You’re right that fMRI measures blood flow rather than direct neural activity, and the authors acknowledge that limitation. But the study doesn’t treat it as a direct window into brain function. Instead, it proposes a predictive attention mechanism (PAM) that learns to selectively weigh signals from different brain areas, depending on the task of reconstructing perceived images from those signals.
The “thermal imager” analogy might make sense in a different context, but in this case, the model is explicitly designed to deal with those signal differences and works across both modalities. If you’re curious, the paper is available here:
[0] https://www.biorxiv.org/content/10.1101/2024.06.04.596589v2....
The paper [0] doesn’t pretend otherwise. It trains a model (PAM) to learn which brain regions carry useful info for reconstructing images, and applies this to both fMRI data from humans and intracranial recordings from macaques. The two signal types are handled separately.
If you want an analogy, it’s less like tapping power lines and more like trying to figure out which YouTube video someone is watching by measuring heat on the back of their laptop every few seconds. There’s a pattern in there, but pulling it out takes work.
[0] https://www.biorxiv.org/content/10.1101/2024.06.04.596589v2....
The "fully process" part is part of the story though -- e.g. perhaps some reactions use the dorsal stream based on peripheral vision while ventral stream is still waiting on a saccade and focus to get higher resolution foveal signals. But though these different pathways in the brain operate at different speeds, they're both still very much in the brain.

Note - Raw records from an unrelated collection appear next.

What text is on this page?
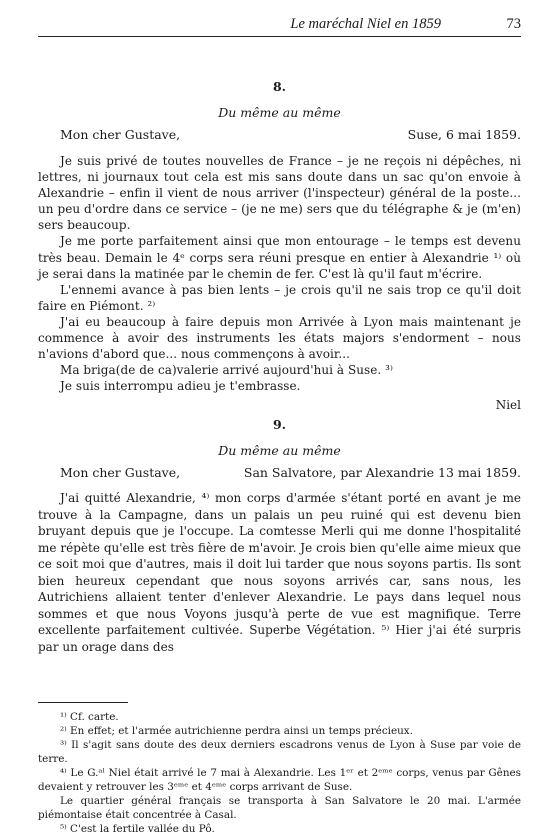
Le maréchal Niel en 1859	73
8.
Du même au même
Mon cher Gustave,	Suse, 6 mai 1859.

Je suis privé de toutes nouvelles de France – je ne reçois ni dépêches, ni lettres, ni journaux tout cela est mis sans doute dans un sac qu'on envoie à Alexandrie – enfin il vient de nous arriver (l'inspecteur) général de la poste... un peu d'ordre dans ce service – (je ne me) sers que du télégraphe & je (m'en) sers beaucoup.

Je me porte parfaitement ainsi que mon entourage – le temps est devenu très beau. Demain le 4ᵉ corps sera réuni presque en entier à Alexandrie ¹⁾ où je serai dans la matinée par le chemin de fer. C'est là qu'il faut m'écrire.

L'ennemi avance à pas bien lents – je crois qu'il ne sais trop ce qu'il doit faire en Piémont. ²⁾

J'ai eu beaucoup à faire depuis mon Arrivée à Lyon mais maintenant je commence à avoir des instruments les états majors s'endorment – nous n'avions d'abord que... nous commençons à avoir...

Ma briga(de de ca)valerie arrivé aujourd'hui à Suse. ³⁾

Je suis interrompu adieu je t'embrasse.

Niel
9.
Du même au même
Mon cher Gustave,	San Salvatore, par Alexandrie 13 mai 1859.

J'ai quitté Alexandrie, ⁴⁾ mon corps d'armée s'étant porté en avant je me trouve à la Campagne, dans un palais un peu ruiné qui est devenu bien bruyant depuis que je l'occupe. La comtesse Merli qui me donne l'hospitalité me répète qu'elle est très fière de m'avoir. Je crois bien qu'elle aime mieux que ce soit moi que d'autres, mais il doit lui tarder que nous soyons partis. Ils sont bien heureux cependant que nous soyons arrivés car, sans nous, les Autrichiens allaient tenter d'enlever Alexandrie. Le pays dans lequel nous sommes et que nous Voyons jusqu'à perte de vue est magnifique. Terre excellente parfaitement cultivée. Superbe Végétation. ⁵⁾ Hier j'ai été surpris par un orage dans des

¹⁾ Cf. carte.

²⁾ En effet; et l'armée autrichienne perdra ainsi un temps précieux.

³⁾ Il s'agit sans doute des deux derniers escadrons venus de Lyon à Suse par voie de terre.

⁴⁾ Le G.ᵃˡ Niel était arrivé le 7 mai à Alexandrie. Les 1ᵉʳ et 2ᵉᵐᵉ corps, venus par Gênes devaient y retrouver les 3ᵉᵐᵉ et 4ᵉᵐᵉ corps arrivant de Suse.

Le quartier général français se transporta à San Salvatore le 20 mai. L'armée piémontaise était concentrée à Casal.

⁵⁾ C'est la fertile vallée du Pô.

https://assets.nautil.us/10086_6412121cbb2dc2cb9e460cfee7046...
https://nautil.us/the-strange-brain-of-the-worlds-greatest-s...
(the path is from the back of the head (V5?) where the visual nerve comes into brain)

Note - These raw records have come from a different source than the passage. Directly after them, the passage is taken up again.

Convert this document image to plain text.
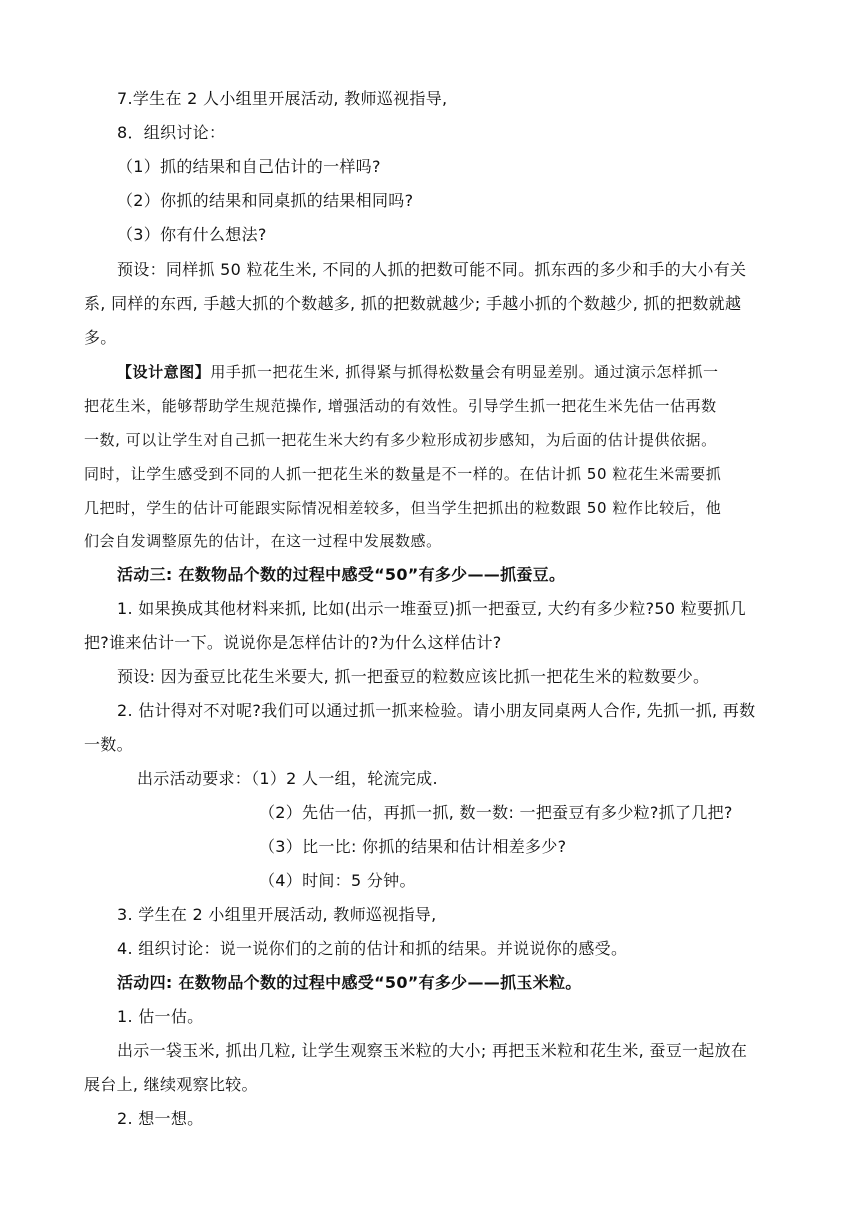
7.学生在 2 人小组里开展活动, 教师巡视指导,
8．组织讨论：
（1）抓的结果和自己估计的一样吗?
（2）你抓的结果和同桌抓的结果相同吗?
（3）你有什么想法?
预设：同样抓 50 粒花生米, 不同的人抓的把数可能不同。抓东西的多少和手的大小有关
系, 同样的东西, 手越大抓的个数越多, 抓的把数就越少; 手越小抓的个数越少, 抓的把数就越
多。
【设计意图】用手抓一把花生米, 抓得紧与抓得松数量会有明显差别。通过演示怎样抓一
把花生米，能够帮助学生规范操作, 增强活动的有效性。引导学生抓一把花生米先估一估再数
一数, 可以让学生对自己抓一把花生米大约有多少粒形成初步感知，为后面的估计提供依据。
同时，让学生感受到不同的人抓一把花生米的数量是不一样的。在估计抓 50 粒花生米需要抓
几把时，学生的估计可能跟实际情况相差较多，但当学生把抓出的粒数跟 50 粒作比较后，他
们会自发调整原先的估计，在这一过程中发展数感。
活动三: 在数物品个数的过程中感受“50”有多少——抓蚕豆。
1. 如果换成其他材料来抓, 比如(出示一堆蚕豆)抓一把蚕豆, 大约有多少粒?50 粒要抓几
把?谁来估计一下。说说你是怎样估计的?为什么这样估计?
预设: 因为蚕豆比花生米要大, 抓一把蚕豆的粒数应该比抓一把花生米的粒数要少。
2. 估计得对不对呢?我们可以通过抓一抓来检验。请小朋友同桌两人合作, 先抓一抓, 再数
一数。
出示活动要求：（1）2 人一组，轮流完成.
（2）先估一估，再抓一抓, 数一数: 一把蚕豆有多少粒?抓了几把?
（3）比一比: 你抓的结果和估计相差多少?
（4）时间：5 分钟。
3. 学生在 2 小组里开展活动, 教师巡视指导,
4. 组织讨论：说一说你们的之前的估计和抓的结果。并说说你的感受。
活动四: 在数物品个数的过程中感受“50”有多少——抓玉米粒。
1. 估一估。
出示一袋玉米, 抓出几粒, 让学生观察玉米粒的大小; 再把玉米粒和花生米, 蚕豆一起放在
展台上, 继续观察比较。
2. 想一想。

But yeah, reflexes are processed in the central nervous system (CNS), typically the spinal cord or brainstem, not necessarily the brain.
Am I understanding this right? It seems that by reading areas of the brain, a machine can effectively act as a rendering engine with knowledge on colour, brightness etc per pixel based on an image the person is seeing? And AI is being used to help because this method is lossy?

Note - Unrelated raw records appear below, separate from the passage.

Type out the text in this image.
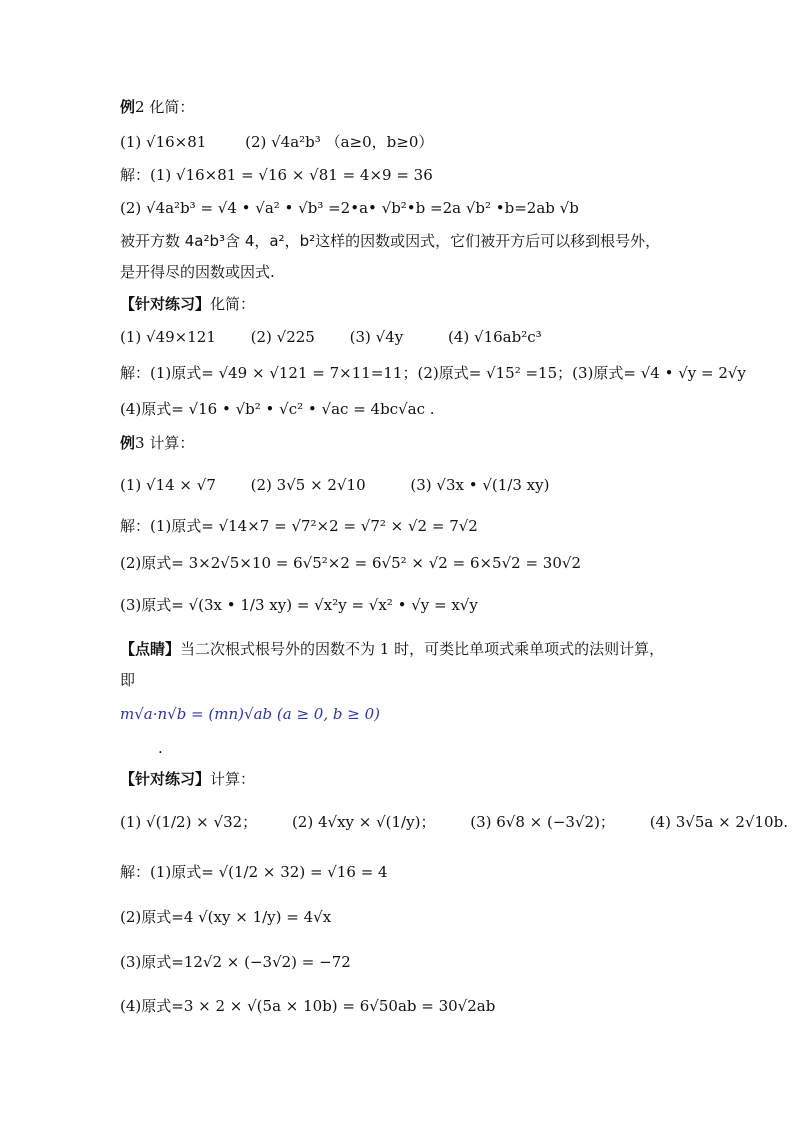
例2 化简：
(1) √16×81	(2) √4a²b³ （a≥0，b≥0）
解：(1) √16×81 = √16 × √81 = 4×9 = 36
(2) √4a²b³ = √4 • √a² • √b³ =2•a• √b²•b =2a √b² •b=2ab √b
被开方数 4a²b³含 4，a²，b²这样的因数或因式，它们被开方后可以移到根号外，
是开得尽的因数或因式.
【针对练习】化简：
(1) √49×121 (2) √225 (3) √4y	(4) √16ab²c³
解：(1)原式= √49 × √121 = 7×11=11；(2)原式= √15² =15；(3)原式= √4 • √y = 2√y
(4)原式= √16 • √b² • √c² • √ac = 4bc√ac .
例3 计算：
(1) √14 × √7 (2) 3√5 × 2√10	(3) √3x • √(1/3 xy)
解：(1)原式= √14×7 = √7²×2 = √7² × √2 = 7√2
(2)原式= 3×2√5×10 = 6√5²×2 = 6√5² × √2 = 6×5√2 = 30√2
(3)原式= √(3x • 1/3 xy) = √x²y = √x² • √y = x√y
【点睛】当二次根式根号外的因数不为 1 时，可类比单项式乘单项式的法则计算，
即
m√a·n√b = (mn)√ab (a ≥ 0, b ≥ 0)
.
【针对练习】计算：
(1) √(1/2) × √32； (2) 4√xy × √(1/y)； (3) 6√8 × (−3√2)； (4) 3√5a × 2√10b.
解：(1)原式= √(1/2 × 32) = √16 = 4
(2)原式=4 √(xy × 1/y) = 4√x
(3)原式=12√2 × (−3√2) = −72
(4)原式=3 × 2 × √(5a × 10b) = 6√50ab = 30√2ab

This seems huge, is there other terminology around this I can kagi to understand more?
AI is the method. They put somebody in a brain scanner and flash images on a screen in front of them. Then they train a neural network on the correlations between their brain activity and the known images.
To test it, you display unknown images on the screen and have the neural network predict the image from the brain activity.
Not onto known images, onto latent spaces of existing image networks. The recognition network is getting a very approximate representation which it is then mapping onto latent spaces (which may or may not be equivalent) and then the image network is filling in the blanks.
When you're using single-subject, well-framed images like this they're obviously very predictable. If you showed something unexpected, like a teddy bear with blue skin, the network probably would just show you a normal-ish teddy bear. It's also screwy if it doesn't have a well-correlated input, which is how you get those weird distortions. It will also be very off for things that require precision like seeing the actual outlines of an object, because the network is creating all that detail from nothing.
At least the stuff using a Utah array (a square implanted electrode array) is not transferrable between subjects, and the fmri stuff also might not be transferrable. These models are not able to see enough detail to know what is happening- they only see glimpses of a small section of the process (Utah array) or very vague indirect processes (fmri). They're all very overfitted.
There are startups working on less intrusive (e.g. headset) brain-computer interfaces (BCI).
More importantly, these techniques operate on the V1, V4 and inferior temporal cortex areas of the brain. These areas will fire in response to retina stimulation regardless of what's happening in the rest of your brain. V1 in particular is connected directly to your retinas. While deeper areas may be sympathetically activated by hallucinations etc, they aren't really related to your conception of things. In general if you want to read someone's thoughts you would look elsewhere in the brain.